Nilai tukar rupiah ditutup melemah terhadap dolar Amerika Serikat (AS) pada perdagangan Selasa, 14 Oktober 2025. Mata uang Garuda tergelincir 30 poin ke level Rp 16.603 per dolar AS, setelah pada awal sesi sempat menguat tipis. Menurut pengamat, pelemahan ini dipengaruhi oleh sejumlah sentimen global, terutama penantian pasar terhadap pidato Ketua The Federal Reserve (The Fed).
Prospek Suku Bunga dan Tensi Dagang
Pengamat mata uang, Ibrahim Assuaibi, mengungkapkan bahwa pergerakan rupiah dipengaruhi oleh dinamika kebijakan moneter AS dan tensi dagang global. Meskipun AS mengumumkan tarif baru terhadap China, upaya rekonsiliasi antara kedua negara raksasa ekonomi tersebut turut menjadi perhatian pasar.
Di sisi lain, ekspektasi pasar terhadap kebijakan The Fed menjadi sentimen utama.
“Prospek dua kali lagi pemotongan suku bunga oleh Federal Reserve (Fed) tahun ini telah menjaga imbal hasil Treasury tetap rendah dan Pasar mengindikasikan bahwa The Fed akan memangkas suku bunga sebesar 25 basis poin (bps) pada pertemuan 29 Oktober mendatang,” papar Ibrahim dalam keterangan tertulisnya, Selasa (14/10/2025).

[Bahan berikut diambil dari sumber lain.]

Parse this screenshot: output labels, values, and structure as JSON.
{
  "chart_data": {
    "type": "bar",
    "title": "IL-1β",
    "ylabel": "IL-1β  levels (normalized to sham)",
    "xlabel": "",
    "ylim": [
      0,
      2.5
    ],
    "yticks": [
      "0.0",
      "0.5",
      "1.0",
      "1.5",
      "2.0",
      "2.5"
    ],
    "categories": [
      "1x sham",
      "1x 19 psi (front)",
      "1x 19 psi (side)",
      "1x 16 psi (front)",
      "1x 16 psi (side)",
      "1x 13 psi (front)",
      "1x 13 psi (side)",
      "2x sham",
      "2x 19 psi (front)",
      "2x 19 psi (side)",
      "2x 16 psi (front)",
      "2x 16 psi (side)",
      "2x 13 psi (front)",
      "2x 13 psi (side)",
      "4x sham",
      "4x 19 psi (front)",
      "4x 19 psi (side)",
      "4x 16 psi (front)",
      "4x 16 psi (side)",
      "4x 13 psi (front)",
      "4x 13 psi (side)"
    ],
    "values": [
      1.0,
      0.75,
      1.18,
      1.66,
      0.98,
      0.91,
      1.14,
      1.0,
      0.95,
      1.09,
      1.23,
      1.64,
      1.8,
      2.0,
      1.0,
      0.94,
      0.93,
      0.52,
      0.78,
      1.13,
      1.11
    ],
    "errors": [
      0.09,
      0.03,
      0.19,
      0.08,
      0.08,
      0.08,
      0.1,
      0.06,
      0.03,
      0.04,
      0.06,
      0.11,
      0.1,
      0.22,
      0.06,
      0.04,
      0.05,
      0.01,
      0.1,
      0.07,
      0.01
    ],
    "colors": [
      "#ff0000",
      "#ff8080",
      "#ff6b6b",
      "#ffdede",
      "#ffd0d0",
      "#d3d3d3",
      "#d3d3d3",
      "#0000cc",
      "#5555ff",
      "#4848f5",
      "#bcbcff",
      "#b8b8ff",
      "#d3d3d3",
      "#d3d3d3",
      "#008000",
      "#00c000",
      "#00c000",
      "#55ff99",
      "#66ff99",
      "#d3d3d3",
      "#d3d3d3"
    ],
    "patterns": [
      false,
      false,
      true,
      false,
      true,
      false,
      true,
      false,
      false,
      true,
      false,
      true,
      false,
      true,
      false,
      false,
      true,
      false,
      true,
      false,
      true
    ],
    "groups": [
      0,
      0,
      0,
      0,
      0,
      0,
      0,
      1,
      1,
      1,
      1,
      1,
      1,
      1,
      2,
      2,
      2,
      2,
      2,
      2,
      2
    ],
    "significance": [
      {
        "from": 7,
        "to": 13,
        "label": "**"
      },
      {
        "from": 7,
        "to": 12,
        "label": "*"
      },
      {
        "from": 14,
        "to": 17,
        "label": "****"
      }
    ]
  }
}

Berdasarkan data CME Fed Watch Tool, pasar melihat adanya peluang sebesar 97% bagi The Fed untuk kembali memangkas suku bunganya dalam waktu dekat.
Fokus Pasar pada Pidato Jerome Powell
Selain isu suku bunga, kondisi internal AS turut menjadi sorotan. Penutupan sebagian layanan pemerintah (shutdown) AS yang telah memasuki hari ke-13 menambah ketidakpastian di pasar keuangan. Namun, fokus utama investor saat ini tertuju pada agenda penting di Philadelphia.
“Fokus pasar hari ini adalah pada pernyataan Ketua The Fed, Jerome Powell, yang akan mengikuti sebuah diskusi tentang prospek ekonomi dan kebijakan moneter pada Pertemuan Tahunan Asosiasi Ekonomi Bisnis Nasional, di Philadelphia,” kata Ibrahim.
Dari pernyataan itu, dijelaskan bahwa pidato Powell sangat dinantikan karena akan memberikan sinyal mengenai arah kebijakan moneter The Fed ke depan. Arah pernyataan tersebut diperkirakan akan memicu reaksi pasar dan menentukan pergerakan rupiah dalam jangka pendek.